Proteinuria with various degrees is another common symptom of NCS. NCS is established as an etiology of nephrotic syndrome or orthostatic proteinuria (
2,
11,
12). Although the exact mechanism of orthostatic proteinuria is not defined, it could be due to the increased liberation of angiotensin II and norepinephrine induced by changes in renal hemodynamic upon standing and increased LRV pressure and mild subclinical immune damage (
13).
Pelvic congestion resulting in abdominal pain, flank pain, back pain and varicocele is observed in patients with NCS (
1,
14,
15). Collaterals formation could become a cause of pelvic congestion (
3,
16). Pain is a consequence of flaring of the inflammatory cascade induced by venous hypertension (
7).

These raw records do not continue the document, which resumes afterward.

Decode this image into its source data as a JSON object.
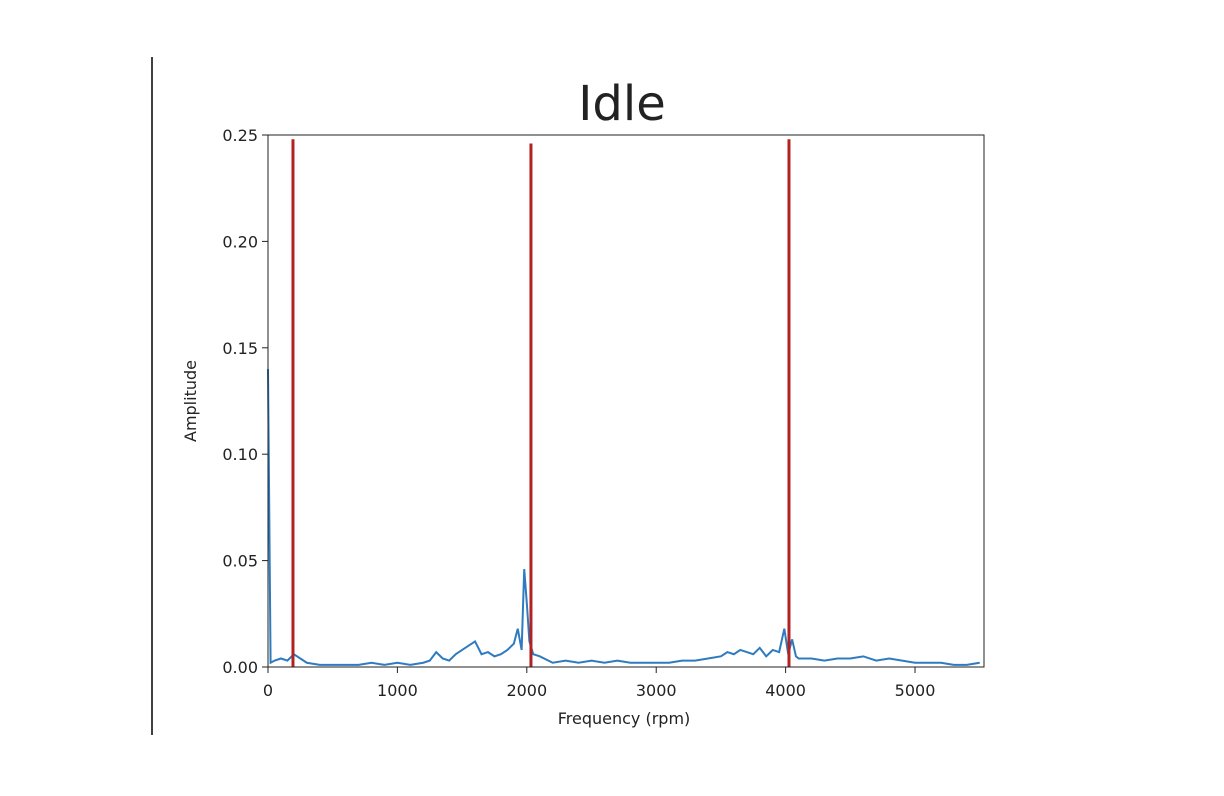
{
  "chart_data": {
    "type": "line",
    "title": "Idle",
    "x_label": "Frequency (rpm)",
    "y_label": "Amplitude",
    "x": [
      0,
      20,
      50,
      100,
      150,
      200,
      250,
      300,
      400,
      500,
      600,
      700,
      800,
      900,
      1000,
      1100,
      1200,
      1250,
      1300,
      1350,
      1400,
      1450,
      1500,
      1550,
      1600,
      1650,
      1700,
      1750,
      1800,
      1850,
      1900,
      1930,
      1960,
      1980,
      2000,
      2020,
      2050,
      2100,
      2200,
      2300,
      2400,
      2500,
      2600,
      2700,
      2800,
      2900,
      3000,
      3100,
      3200,
      3300,
      3400,
      3500,
      3550,
      3600,
      3650,
      3700,
      3750,
      3800,
      3850,
      3900,
      3950,
      3990,
      4020,
      4050,
      4080,
      4100,
      4200,
      4300,
      4400,
      4500,
      4600,
      4700,
      4800,
      4900,
      5000,
      5100,
      5200,
      5300,
      5400,
      5500
    ],
    "series": [
      {
        "color": "#2f7bbf",
        "values": [
          0.14,
          0.002,
          0.003,
          0.004,
          0.003,
          0.006,
          0.004,
          0.002,
          0.001,
          0.001,
          0.001,
          0.001,
          0.002,
          0.001,
          0.002,
          0.001,
          0.002,
          0.003,
          0.007,
          0.004,
          0.003,
          0.006,
          0.008,
          0.01,
          0.012,
          0.006,
          0.007,
          0.005,
          0.006,
          0.008,
          0.011,
          0.018,
          0.008,
          0.046,
          0.03,
          0.012,
          0.006,
          0.005,
          0.002,
          0.003,
          0.002,
          0.003,
          0.002,
          0.003,
          0.002,
          0.002,
          0.002,
          0.002,
          0.003,
          0.003,
          0.004,
          0.005,
          0.007,
          0.006,
          0.008,
          0.007,
          0.006,
          0.009,
          0.005,
          0.008,
          0.007,
          0.018,
          0.006,
          0.013,
          0.005,
          0.004,
          0.004,
          0.003,
          0.004,
          0.004,
          0.005,
          0.003,
          0.004,
          0.003,
          0.002,
          0.002,
          0.002,
          0.001,
          0.001,
          0.002
        ]
      }
    ],
    "reference_lines": {
      "color": "#b22222",
      "x": [
        193,
        2032,
        4026
      ],
      "y_top": [
        0.248,
        0.246,
        0.248
      ]
    },
    "xlim": [
      0,
      5533
    ],
    "ylim": [
      0,
      0.25
    ],
    "xticks": [
      0,
      1000,
      2000,
      3000,
      4000,
      5000
    ],
    "yticks": [
      {
        "value": 0,
        "label": "0.00"
      },
      {
        "value": 0.05,
        "label": "0.05"
      },
      {
        "value": 0.1,
        "label": "0.10"
      },
      {
        "value": 0.15,
        "label": "0.15"
      },
      {
        "value": 0.2,
        "label": "0.20"
      },
      {
        "value": 0.25,
        "label": "0.25"
      }
    ]
  }
}
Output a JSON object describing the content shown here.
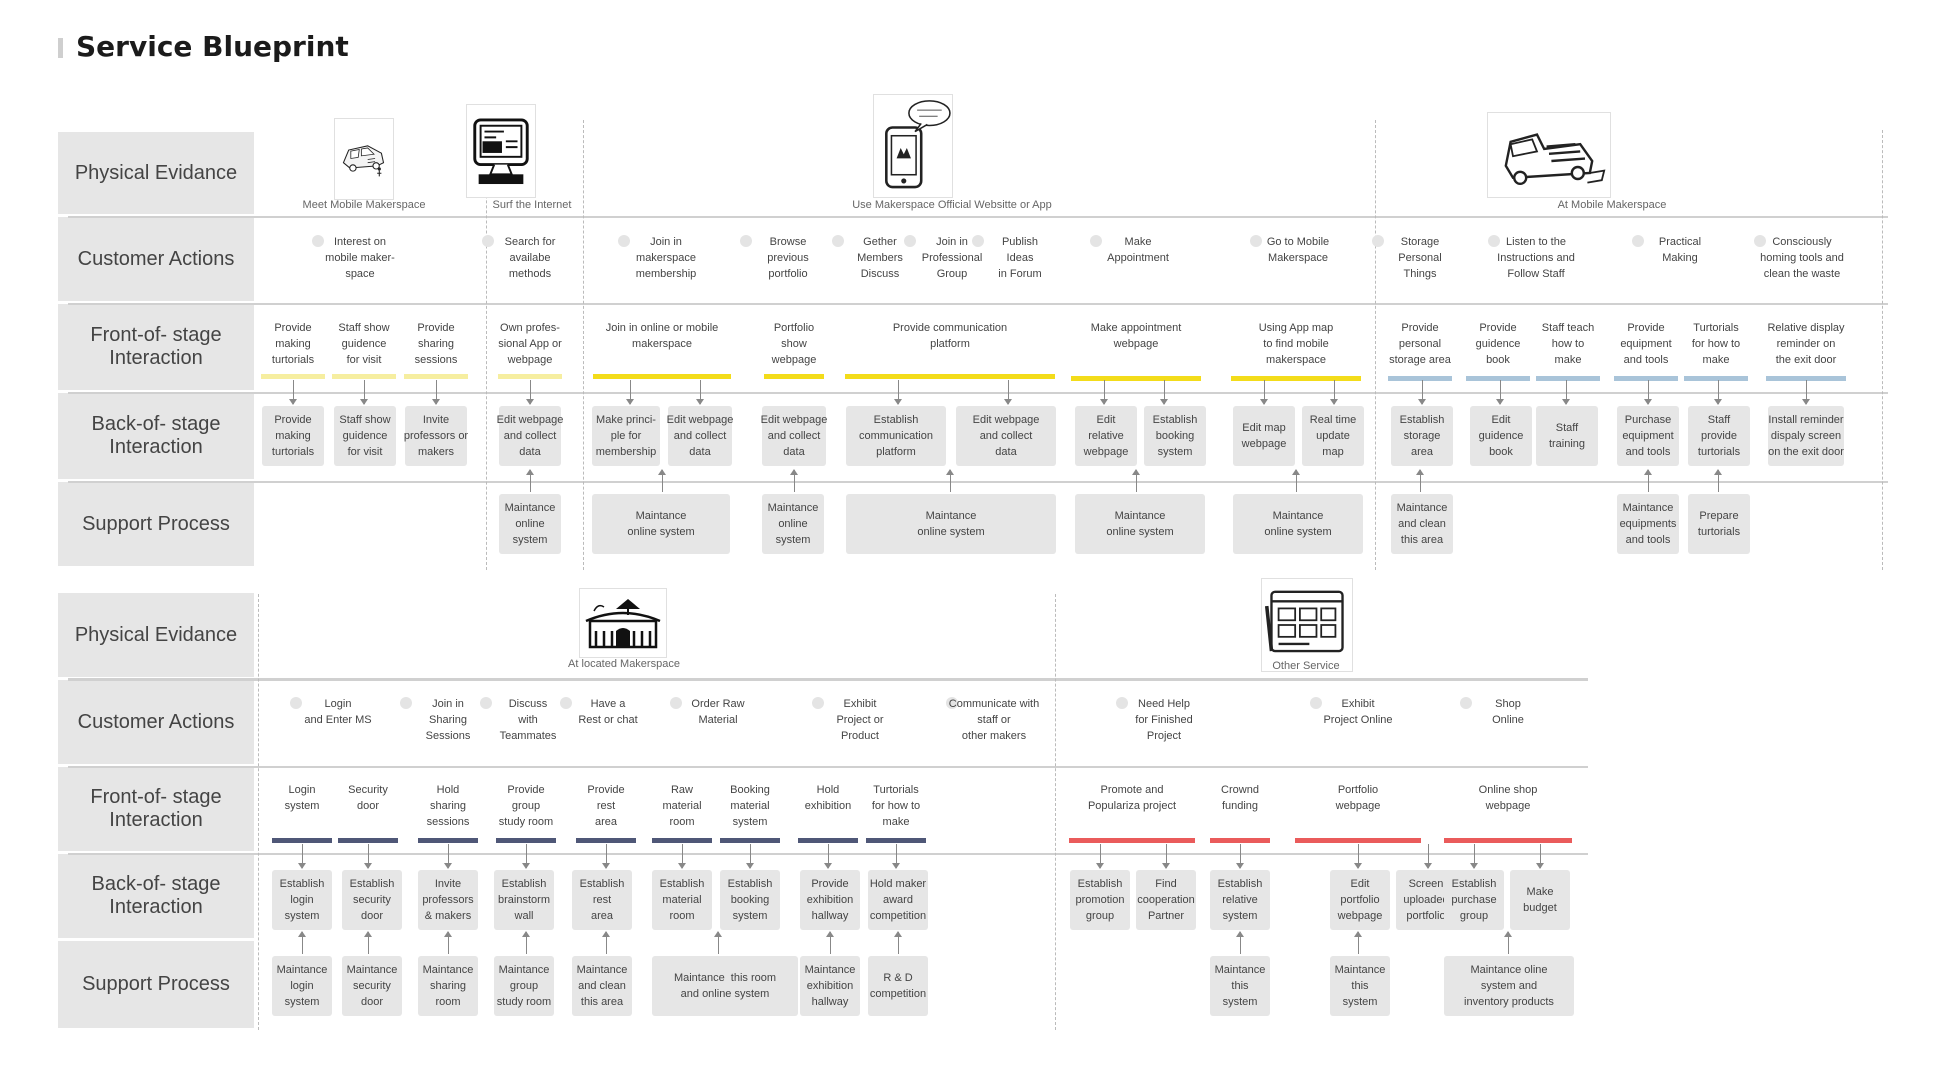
{
  "title": "Service Blueprint",
  "colors": {
    "yellow_light": "#f6eea0",
    "yellow": "#f3dc1a",
    "blue_light": "#a9c4d9",
    "navy": "#4f5777",
    "red": "#ea5b5b",
    "lane": "#e6e6e6"
  },
  "lane_labels": [
    "Physical\nEvidance",
    "Customer\nActions",
    "Front-of-\nstage\nInteraction",
    "Back-of-\nstage\nInteraction",
    "Support\nProcess"
  ],
  "lane_labels_bottom": [
    "Physical\nEvidance",
    "Customer\nActions",
    "Front-of-\nstage\nInteraction",
    "Back-of-\nstage\nInteraction",
    "Support\nProcess"
  ],
  "evidence_top": [
    {
      "icon": "mobile-van-sketch-icon",
      "caption": "Meet Mobile Makerspace"
    },
    {
      "icon": "computer-sketch-icon",
      "caption": "Surf the Internet"
    },
    {
      "icon": "phone-app-sketch-icon",
      "caption": "Use Makerspace Official Websitte or App",
      "bubble": "What can I do for you?"
    },
    {
      "icon": "mobile-truck-sketch-icon",
      "caption": "At Mobile Makerspace"
    }
  ],
  "evidence_bottom": [
    {
      "icon": "makerspace-building-sketch-icon",
      "caption": "At located Makerspace"
    },
    {
      "icon": "website-sketch-icon",
      "caption": "Other Service"
    }
  ],
  "customer_actions_top": [
    "Interest on\nmobile maker-\nspace",
    "Search for\navailabe\nmethods",
    "Join in\nmakerspace\nmembership",
    "Browse\nprevious\nportfolio",
    "Gether\nMembers\nDiscuss",
    "Join in\nProfessional\nGroup",
    "Publish\nIdeas\nin Forum",
    "Make\nAppointment",
    "Go to Mobile\nMakerspace",
    "Storage\nPersonal\nThings",
    "Listen to the\nInstructions and\nFollow Staff",
    "Practical\nMaking",
    "Consciously\nhoming tools and\nclean the waste"
  ],
  "front_top": [
    "Provide\nmaking\nturtorials",
    "Staff show\nguidence\nfor visit",
    "Provide\nsharing\nsessions",
    "Own profes-\nsional App or\nwebpage",
    "Join in online or mobile\nmakerspace",
    "Portfolio\nshow\nwebpage",
    "Provide communication\nplatform",
    "Make appointment\nwebpage",
    "Using App map\nto find mobile\nmakerspace",
    "Provide\npersonal\nstorage area",
    "Provide\nguidence\nbook",
    "Staff teach\nhow to\nmake",
    "Provide\nequipment\nand tools",
    "Turtorials\nfor how to\nmake",
    "Relative display\nreminder on\nthe exit door"
  ],
  "back_top": [
    "Provide\nmaking\nturtorials",
    "Staff show\nguidence\nfor visit",
    "Invite\nprofessors or\nmakers",
    "Edit webpage\nand collect\ndata",
    "Make princi-\nple for\nmembership",
    "Edit webpage\nand collect\ndata",
    "Edit webpage\nand collect\ndata",
    "Establish\ncommunication\nplatform",
    "Edit webpage\nand collect\ndata",
    "Edit\nrelative\nwebpage",
    "Establish\nbooking\nsystem",
    "Edit map\nwebpage",
    "Real time\nupdate\nmap",
    "Establish\nstorage\narea",
    "Edit\nguidence\nbook",
    "Staff\ntraining",
    "Purchase\nequipment\nand tools",
    "Staff\nprovide\nturtorials",
    "Install reminder\ndispaly screen\non the exit door"
  ],
  "support_top": [
    "Maintance\nonline\nsystem",
    "Maintance\nonline system",
    "Maintance\nonline\nsystem",
    "Maintance\nonline system",
    "Maintance\nonline system",
    "Maintance\nonline system",
    "Maintance\nand clean\nthis area",
    "Maintance\nequipments\nand tools",
    "Prepare\nturtorials"
  ],
  "customer_actions_bottom": [
    "Login\nand Enter MS",
    "Join in\nSharing\nSessions",
    "Discuss\nwith\nTeammates",
    "Have a\nRest or chat",
    "Order Raw\nMaterial",
    "Exhibit\nProject or\nProduct",
    "Communicate with\nstaff or\nother makers",
    "Need Help\nfor Finished\nProject",
    "Exhibit\nProject Online",
    "Shop\nOnline"
  ],
  "front_bottom": [
    "Login\nsystem",
    "Security\ndoor",
    "Hold\nsharing\nsessions",
    "Provide\ngroup\nstudy room",
    "Provide\nrest\narea",
    "Raw\nmaterial\nroom",
    "Booking\nmaterial\nsystem",
    "Hold\nexhibition",
    "Turtorials\nfor how to\nmake",
    "Promote and\nPopulariza project",
    "Crownd\nfunding",
    "Portfolio\nwebpage",
    "Online shop\nwebpage"
  ],
  "back_bottom": [
    "Establish\nlogin\nsystem",
    "Establish\nsecurity\ndoor",
    "Invite\nprofessors\n& makers",
    "Establish\nbrainstorm\nwall",
    "Establish\nrest\narea",
    "Establish\nmaterial\nroom",
    "Establish\nbooking\nsystem",
    "Provide\nexhibition\nhallway",
    "Hold maker\naward\ncompetition",
    "Establish\npromotion\ngroup",
    "Find\ncooperation\nPartner",
    "Establish\nrelative\nsystem",
    "Edit\nportfolio\nwebpage",
    "Screen\nuploaded\nportfolio",
    "Establish\npurchase\ngroup",
    "Make\nbudget"
  ],
  "support_bottom": [
    "Maintance\nlogin\nsystem",
    "Maintance\nsecurity\ndoor",
    "Maintance\nsharing\nroom",
    "Maintance\ngroup\nstudy room",
    "Maintance\nand clean\nthis area",
    "Maintance  this room\nand online system",
    "Maintance\nexhibition\nhallway",
    "R & D\ncompetition",
    "Maintance\nthis\nsystem",
    "Maintance\nthis\nsystem",
    "Maintance oline\nsystem and\ninventory products"
  ]
}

The current study patient had chronic abdominal pain for one year.
Tachycardia, hypotension and syncope are the symptoms of autonomic dysfunction presentation of NCS, but they are rare (
17).
Doppler ultrasonography, CTA, magnetic resonance angiography (MRA) and retrograde venography could be applied for diagnosis. CTA is non-invasive and has an excellent diagnostic value, although has the detriment of radiation exposure. The normal LRV diameter is 4 - 5 mm (
18).
In CTA, the left renal vein often shows a disparity in caliber between the part distal to the aorta and the part precisely in front of the aorta. Buschi et al. evaluated CT scan, ultrasonographic and pathologic data in a series of 72 patients, showing that the ratio of LRV diameters of the distended to the narrowed portions may reach 4:1 (
19). This ratio in the current case was approximately 7:1 significantly more than upper normal limit (4:1).

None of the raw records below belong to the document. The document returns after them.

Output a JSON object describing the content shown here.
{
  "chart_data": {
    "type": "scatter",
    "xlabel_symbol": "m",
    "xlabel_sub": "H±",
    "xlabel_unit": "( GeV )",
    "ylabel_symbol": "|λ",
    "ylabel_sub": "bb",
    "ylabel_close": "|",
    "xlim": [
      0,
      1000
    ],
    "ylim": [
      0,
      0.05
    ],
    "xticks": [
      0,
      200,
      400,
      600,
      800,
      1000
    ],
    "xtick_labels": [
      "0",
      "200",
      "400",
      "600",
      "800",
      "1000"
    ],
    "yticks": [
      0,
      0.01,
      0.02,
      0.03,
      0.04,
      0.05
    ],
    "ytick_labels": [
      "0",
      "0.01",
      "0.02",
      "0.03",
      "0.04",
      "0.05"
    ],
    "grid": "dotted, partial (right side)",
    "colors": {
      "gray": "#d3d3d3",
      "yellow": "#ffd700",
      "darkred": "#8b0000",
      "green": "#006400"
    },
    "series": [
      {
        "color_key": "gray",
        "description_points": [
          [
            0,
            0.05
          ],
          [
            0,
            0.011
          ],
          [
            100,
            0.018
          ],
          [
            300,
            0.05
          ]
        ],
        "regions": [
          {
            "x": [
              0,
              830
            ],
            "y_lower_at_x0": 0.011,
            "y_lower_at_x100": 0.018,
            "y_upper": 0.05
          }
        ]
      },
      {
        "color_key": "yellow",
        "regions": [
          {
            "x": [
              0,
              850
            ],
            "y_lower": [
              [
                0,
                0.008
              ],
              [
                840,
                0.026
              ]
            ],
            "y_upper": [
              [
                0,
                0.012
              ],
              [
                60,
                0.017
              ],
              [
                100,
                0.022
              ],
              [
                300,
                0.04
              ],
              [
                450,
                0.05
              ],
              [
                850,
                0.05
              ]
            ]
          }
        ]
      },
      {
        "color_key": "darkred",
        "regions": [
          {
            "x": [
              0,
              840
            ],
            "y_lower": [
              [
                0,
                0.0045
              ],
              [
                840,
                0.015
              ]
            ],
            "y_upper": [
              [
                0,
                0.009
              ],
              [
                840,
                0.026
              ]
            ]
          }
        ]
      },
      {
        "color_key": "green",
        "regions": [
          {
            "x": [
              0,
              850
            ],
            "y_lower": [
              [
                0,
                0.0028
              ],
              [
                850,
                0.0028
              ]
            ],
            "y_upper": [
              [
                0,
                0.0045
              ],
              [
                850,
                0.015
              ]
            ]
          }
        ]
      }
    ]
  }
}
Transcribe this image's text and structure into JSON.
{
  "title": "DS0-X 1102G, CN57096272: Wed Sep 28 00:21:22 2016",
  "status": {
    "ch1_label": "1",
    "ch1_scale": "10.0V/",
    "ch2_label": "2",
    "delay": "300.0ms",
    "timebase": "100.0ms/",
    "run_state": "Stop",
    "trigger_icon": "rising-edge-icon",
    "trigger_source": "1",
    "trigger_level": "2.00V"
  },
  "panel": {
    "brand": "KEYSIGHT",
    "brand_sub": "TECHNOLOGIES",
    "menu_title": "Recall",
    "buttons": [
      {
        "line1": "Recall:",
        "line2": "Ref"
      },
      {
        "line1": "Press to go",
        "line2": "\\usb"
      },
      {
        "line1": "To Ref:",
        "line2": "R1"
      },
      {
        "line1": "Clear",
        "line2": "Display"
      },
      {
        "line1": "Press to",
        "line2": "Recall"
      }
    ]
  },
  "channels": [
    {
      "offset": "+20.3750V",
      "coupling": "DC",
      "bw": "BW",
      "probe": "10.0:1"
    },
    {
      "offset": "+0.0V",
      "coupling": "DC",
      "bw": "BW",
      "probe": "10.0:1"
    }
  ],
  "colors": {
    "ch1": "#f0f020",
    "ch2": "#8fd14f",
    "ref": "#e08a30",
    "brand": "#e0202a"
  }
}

The treatment decision ranges from surveillance to nephrectomy (
13,
20). Mild symptoms can be followed conservatively. However surgical treatment is suggested for recurrent gross hematuria accompanied by anemia, relentless flank or abdominal pain, renal insufficiency and inefficacy or aggravation of symptoms despite a quiet treatment such as persistent orthostatic proteinuria after 24 months follow-up (
21,
22). Transposition of the LRV or SMA, nephropexy, intravascular and extravascular stent implantation, gonadocaval bypass, renal autotransplantation and nephrectomy are surgical procedures (
4,
20,
22).
The best option for patients younger than 18 is a conservative approach with at least 24 months follow-up without medications. Kurklinsky et al. showed that 75% of patients with hematuria completely treated during this period (
23). Another suggested conservative therapy is weight gain. Alaygut et al. followed clinical course of 23 patients with NCS. They showed that at the end of an average of 16 - 22 months follow-up, body mass index (BMI) markedly increased (BMI at diagnosis 16.9 ± 4.0 kg/m
2; at the end of the follow-up period 18.6 ± 4.6 kg/m
2; P= 0.028) in patients with regressed hematuria and proteinuria (
24). Angiotensin inhibitors also could be useful in patients with severe orthostatic proteinuria (
7).
NCS is a rare entity with various symptoms such as hematuria, proteinuria, flank pain, abdominal pain, varicocele, fatigue and orthostatic intolerance. Insufficient knowledge of its clinical manifestations results in late diagnosis and attempting invasive procedure such as renal biopsy. Doppler sonography and CTA are the optimum choices of imaging modalities to diagnose NCS. In asymptomatic patients, especially those who are less than 18 years old, expectant treatment is the best option. Those with serious and persistent symptoms may benefit from a surgical or intravascular intervention.